Search code examples
c++visual-c++wofstreamwifstream

how to get a single character from UTF-8 encoded URDU string written in a file?


i am working on Urdu Hindi translation/transliteration. my objective is to translate an Urdu sentence into Hindi and vice versa, i am using visual c++ 2010 software with c++ language. i have written an Urdu sentence in a text file saved as UTF-8 format. now i want to get a single character one by one from that file so that i can work on it to convert it into its equivalent Hindi character. when i try to get a single character from input file and write this single character on output file, i get some unknown ugly looking character placed in output file. kindly help me with proper code. my code is as follows

#include<iostream>
#include<fstream>
#include<cwchar>
#include<cstdlib>
using namespace std;
void main()
{
wchar_t arry[50];
wifstream inputfile("input.dat",ios::in);
wofstream outputfile("output.dat");

if(!inputfile)
{
    cerr<<"File not open"<<endl;
    exit(1);
}

while (!inputfile.eof())         // i am using this while just to 
                                     // make sure copy-paste operation of
                                     // written urdu text from one file to
                                     // another when i try to pick only one character
                                     // from file, it does not work. 

{   inputfile>>arry;   }
    int i=0;
    while(arry[i] != '\0')           // i want to get urdu character placed at 
                                     // each-index so that i can work on it to convert
                                     // it into its equivalent hindi character
{ outputfile<<arry[i]<<endl; 
      i++; }
     inputfile.close();
 outputfile.close();
cout<<"Hello world"<<endl;
   }

Solution

  • Assuming you are on Windows, the easiest way to get "useful" characters is to read a larger chunk of the file (for example a line, or the entire file), and convert it to UTF-16 using the MultiByteToWideChar function. Use the "pseudo"-codepage CP_UTF8. In many cases, decoding the UTF-16 isn't required, but I don't know about the languages you are referring to; if you expect non-BOM characters (with codes above 65535) you might want to consider decoding the UTF-16 (or decode the UTF-8 yourself) to avoid having to deal with 2-word characters.

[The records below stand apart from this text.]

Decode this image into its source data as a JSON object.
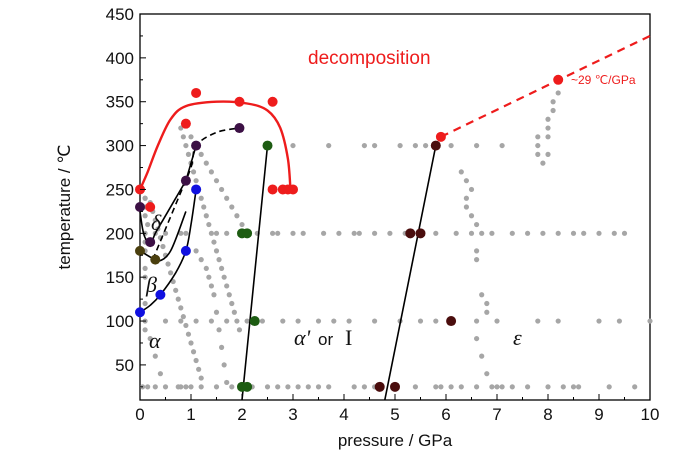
{
  "chart_data": {
    "type": "scatter",
    "xlabel": "pressure / GPa",
    "ylabel": "temperature / ℃",
    "xlim": [
      0,
      10
    ],
    "ylim": [
      10,
      450
    ],
    "x_ticks": [
      "0",
      "1",
      "2",
      "3",
      "4",
      "5",
      "6",
      "7",
      "8",
      "9",
      "10"
    ],
    "y_ticks": [
      "50",
      "100",
      "150",
      "200",
      "250",
      "300",
      "350",
      "400",
      "450"
    ],
    "colors": {
      "grey": "#a6a6a6",
      "red": "#ee1c1c",
      "purple": "#3c1045",
      "blue": "#1010e0",
      "olive": "#4a3f0e",
      "green": "#1d5c12",
      "brown": "#4a0d0d",
      "line": "#000000"
    },
    "annotations": {
      "decomposition": "decomposition",
      "slope": "~29 ℃/GPa",
      "alpha": "α",
      "beta": "β",
      "delta": "δ",
      "alpha_prime": "α'",
      "or": "or",
      "roman_one": "I",
      "epsilon": "ε"
    },
    "grey_points": [
      [
        0.05,
        250
      ],
      [
        0.1,
        240
      ],
      [
        0.2,
        235
      ],
      [
        0.25,
        225
      ],
      [
        0.3,
        215
      ],
      [
        0.35,
        205
      ],
      [
        0.4,
        195
      ],
      [
        0.45,
        185
      ],
      [
        0.5,
        175
      ],
      [
        0.55,
        165
      ],
      [
        0.6,
        155
      ],
      [
        0.65,
        145
      ],
      [
        0.7,
        135
      ],
      [
        0.75,
        125
      ],
      [
        0.8,
        115
      ],
      [
        0.85,
        105
      ],
      [
        0.9,
        95
      ],
      [
        0.95,
        85
      ],
      [
        1.0,
        75
      ],
      [
        1.05,
        65
      ],
      [
        1.1,
        55
      ],
      [
        1.15,
        45
      ],
      [
        1.2,
        35
      ],
      [
        0.8,
        320
      ],
      [
        0.85,
        310
      ],
      [
        0.9,
        300
      ],
      [
        0.95,
        290
      ],
      [
        1.0,
        280
      ],
      [
        1.05,
        270
      ],
      [
        1.1,
        260
      ],
      [
        1.15,
        250
      ],
      [
        1.2,
        240
      ],
      [
        1.25,
        230
      ],
      [
        1.3,
        220
      ],
      [
        1.35,
        210
      ],
      [
        1.4,
        200
      ],
      [
        1.45,
        190
      ],
      [
        1.5,
        180
      ],
      [
        1.55,
        170
      ],
      [
        1.6,
        160
      ],
      [
        1.65,
        150
      ],
      [
        1.7,
        140
      ],
      [
        1.75,
        130
      ],
      [
        1.8,
        120
      ],
      [
        1.85,
        110
      ],
      [
        1.9,
        100
      ],
      [
        1.95,
        90
      ],
      [
        1.0,
        310
      ],
      [
        1.1,
        300
      ],
      [
        1.2,
        290
      ],
      [
        1.3,
        280
      ],
      [
        1.4,
        270
      ],
      [
        1.5,
        260
      ],
      [
        1.6,
        250
      ],
      [
        1.7,
        240
      ],
      [
        1.8,
        230
      ],
      [
        1.9,
        220
      ],
      [
        2.0,
        210
      ],
      [
        0.9,
        200
      ],
      [
        1.1,
        180
      ],
      [
        1.2,
        170
      ],
      [
        1.3,
        160
      ],
      [
        1.35,
        150
      ],
      [
        1.4,
        140
      ],
      [
        1.45,
        130
      ],
      [
        1.5,
        110
      ],
      [
        1.55,
        90
      ],
      [
        1.6,
        70
      ],
      [
        1.65,
        50
      ],
      [
        1.7,
        30
      ],
      [
        0.1,
        200
      ],
      [
        0.3,
        200
      ],
      [
        0.5,
        200
      ],
      [
        0.8,
        200
      ],
      [
        1.5,
        200
      ],
      [
        1.7,
        200
      ],
      [
        2.3,
        200
      ],
      [
        2.6,
        200
      ],
      [
        2.7,
        200
      ],
      [
        3.0,
        200
      ],
      [
        3.2,
        200
      ],
      [
        3.6,
        200
      ],
      [
        3.9,
        200
      ],
      [
        4.2,
        200
      ],
      [
        4.3,
        200
      ],
      [
        4.6,
        200
      ],
      [
        4.9,
        200
      ],
      [
        5.2,
        200
      ],
      [
        5.8,
        200
      ],
      [
        6.2,
        200
      ],
      [
        6.5,
        200
      ],
      [
        6.7,
        200
      ],
      [
        6.9,
        200
      ],
      [
        7.3,
        200
      ],
      [
        7.6,
        200
      ],
      [
        7.9,
        200
      ],
      [
        8.2,
        200
      ],
      [
        8.5,
        200
      ],
      [
        8.7,
        200
      ],
      [
        9.0,
        200
      ],
      [
        9.3,
        200
      ],
      [
        9.5,
        200
      ],
      [
        0.1,
        100
      ],
      [
        0.5,
        100
      ],
      [
        0.8,
        100
      ],
      [
        1.1,
        100
      ],
      [
        1.4,
        100
      ],
      [
        1.7,
        100
      ],
      [
        2.1,
        100
      ],
      [
        2.4,
        100
      ],
      [
        2.8,
        100
      ],
      [
        3.1,
        100
      ],
      [
        3.5,
        100
      ],
      [
        3.8,
        100
      ],
      [
        4.1,
        100
      ],
      [
        4.6,
        100
      ],
      [
        5.1,
        100
      ],
      [
        5.5,
        100
      ],
      [
        5.8,
        100
      ],
      [
        6.6,
        100
      ],
      [
        7.0,
        100
      ],
      [
        7.8,
        100
      ],
      [
        8.2,
        100
      ],
      [
        9.0,
        100
      ],
      [
        9.4,
        100
      ],
      [
        10.0,
        100
      ],
      [
        0.05,
        25
      ],
      [
        0.15,
        25
      ],
      [
        0.3,
        25
      ],
      [
        0.5,
        25
      ],
      [
        0.75,
        25
      ],
      [
        0.8,
        25
      ],
      [
        0.9,
        25
      ],
      [
        1.0,
        25
      ],
      [
        1.2,
        25
      ],
      [
        1.5,
        25
      ],
      [
        1.8,
        25
      ],
      [
        2.2,
        25
      ],
      [
        2.5,
        25
      ],
      [
        2.7,
        25
      ],
      [
        2.9,
        25
      ],
      [
        3.1,
        25
      ],
      [
        3.3,
        25
      ],
      [
        3.5,
        25
      ],
      [
        3.7,
        25
      ],
      [
        4.2,
        25
      ],
      [
        4.4,
        25
      ],
      [
        4.6,
        25
      ],
      [
        5.4,
        25
      ],
      [
        5.8,
        25
      ],
      [
        5.9,
        25
      ],
      [
        6.1,
        25
      ],
      [
        6.3,
        25
      ],
      [
        6.6,
        25
      ],
      [
        6.9,
        25
      ],
      [
        7.0,
        25
      ],
      [
        7.1,
        25
      ],
      [
        7.3,
        25
      ],
      [
        7.6,
        25
      ],
      [
        8.0,
        25
      ],
      [
        8.3,
        25
      ],
      [
        8.5,
        25
      ],
      [
        8.6,
        25
      ],
      [
        9.2,
        25
      ],
      [
        9.7,
        25
      ],
      [
        4.4,
        300
      ],
      [
        4.6,
        300
      ],
      [
        5.1,
        300
      ],
      [
        5.4,
        300
      ],
      [
        5.6,
        300
      ],
      [
        6.1,
        300
      ],
      [
        6.6,
        300
      ],
      [
        7.1,
        300
      ],
      [
        7.8,
        300
      ],
      [
        3.0,
        300
      ],
      [
        3.7,
        300
      ],
      [
        7.8,
        310
      ],
      [
        7.8,
        290
      ],
      [
        7.9,
        280
      ],
      [
        8.0,
        330
      ],
      [
        8.0,
        320
      ],
      [
        8.0,
        310
      ],
      [
        8.0,
        290
      ],
      [
        8.1,
        340
      ],
      [
        8.1,
        350
      ],
      [
        8.2,
        360
      ],
      [
        6.4,
        230
      ],
      [
        6.4,
        240
      ],
      [
        6.5,
        220
      ],
      [
        6.6,
        210
      ],
      [
        6.6,
        180
      ],
      [
        6.6,
        170
      ],
      [
        6.7,
        130
      ],
      [
        6.8,
        120
      ],
      [
        6.8,
        110
      ],
      [
        6.6,
        80
      ],
      [
        6.7,
        60
      ],
      [
        6.8,
        40
      ],
      [
        6.3,
        270
      ],
      [
        6.4,
        260
      ],
      [
        6.5,
        250
      ],
      [
        0.1,
        240
      ],
      [
        0.1,
        230
      ],
      [
        0.1,
        220
      ],
      [
        0.15,
        210
      ],
      [
        0.1,
        190
      ],
      [
        0.1,
        180
      ],
      [
        0.1,
        160
      ],
      [
        0.1,
        150
      ],
      [
        0.1,
        120
      ],
      [
        0.1,
        90
      ],
      [
        0.2,
        80
      ],
      [
        0.3,
        60
      ],
      [
        0.4,
        40
      ]
    ],
    "red_points": [
      [
        0.0,
        250
      ],
      [
        0.2,
        230
      ],
      [
        1.1,
        360
      ],
      [
        0.9,
        325
      ],
      [
        1.95,
        350
      ],
      [
        2.6,
        350
      ],
      [
        2.6,
        250
      ],
      [
        2.8,
        250
      ],
      [
        2.9,
        250
      ],
      [
        3.0,
        250
      ],
      [
        5.9,
        310
      ],
      [
        8.2,
        375
      ]
    ],
    "purple_points": [
      [
        0.0,
        230
      ],
      [
        0.9,
        260
      ],
      [
        1.1,
        300
      ],
      [
        1.95,
        320
      ],
      [
        0.2,
        190
      ]
    ],
    "blue_points": [
      [
        1.1,
        250
      ],
      [
        0.9,
        180
      ],
      [
        0.4,
        130
      ],
      [
        0.0,
        110
      ]
    ],
    "olive_points": [
      [
        0.0,
        180
      ],
      [
        0.3,
        170
      ]
    ],
    "green_points": [
      [
        2.0,
        200
      ],
      [
        2.1,
        200
      ],
      [
        2.5,
        300
      ],
      [
        2.25,
        100
      ],
      [
        2.0,
        25
      ],
      [
        2.1,
        25
      ]
    ],
    "brown_points": [
      [
        5.8,
        300
      ],
      [
        5.3,
        200
      ],
      [
        5.5,
        200
      ],
      [
        6.1,
        100
      ],
      [
        4.7,
        25
      ],
      [
        5.0,
        25
      ]
    ],
    "red_curve": [
      [
        0.0,
        250
      ],
      [
        0.15,
        270
      ],
      [
        0.35,
        300
      ],
      [
        0.6,
        330
      ],
      [
        0.9,
        345
      ],
      [
        1.5,
        350
      ],
      [
        2.1,
        348
      ],
      [
        2.5,
        340
      ],
      [
        2.75,
        320
      ],
      [
        2.9,
        285
      ],
      [
        2.95,
        250
      ]
    ],
    "red_extrapolation": [
      [
        5.9,
        310
      ],
      [
        10.0,
        425
      ]
    ],
    "solid_curves": [
      [
        [
          0.0,
          225
        ],
        [
          0.05,
          205
        ],
        [
          0.1,
          195
        ],
        [
          0.2,
          187
        ],
        [
          0.3,
          200
        ],
        [
          0.45,
          215
        ],
        [
          0.7,
          240
        ],
        [
          0.9,
          260
        ]
      ],
      [
        [
          0.9,
          260
        ],
        [
          1.1,
          300
        ]
      ],
      [
        [
          0.0,
          110
        ],
        [
          0.2,
          118
        ],
        [
          0.4,
          130
        ],
        [
          0.7,
          155
        ],
        [
          0.9,
          180
        ],
        [
          1.0,
          210
        ],
        [
          1.1,
          250
        ]
      ],
      [
        [
          0.0,
          180
        ],
        [
          0.2,
          173
        ],
        [
          0.35,
          168
        ],
        [
          0.6,
          180
        ],
        [
          0.9,
          225
        ]
      ],
      [
        [
          2.0,
          10
        ],
        [
          2.5,
          300
        ]
      ],
      [
        [
          4.8,
          10
        ],
        [
          5.8,
          300
        ]
      ]
    ],
    "dashed_curves": [
      [
        [
          0.25,
          170
        ],
        [
          0.5,
          205
        ],
        [
          0.75,
          240
        ],
        [
          1.0,
          275
        ],
        [
          1.1,
          300
        ],
        [
          1.5,
          315
        ],
        [
          1.95,
          320
        ]
      ]
    ]
  }
}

    You can also write your own UTF-8 decoder, if you prefer. It's not complicated, and just requires some bit-juggling to extract the proper bits from the input bytes and assemble them into the final unicode value.

    HINT: Windows also has a NormalizeString() function, which you can use to make sure the characters from the file are what you expect. This can be used to transform characters that have several representations in Unicode into their "canonical" representation.

    EDIT: if you read up on UTF-8 encoding, you can easily see that you can read the first byte, figure out how many more bytes you need, read these as well, and pass the whole thing to MultiByteToWideChar or your own decoder (although your own decoder could just read from the file, of course). That way you could really do a "read one char at a time".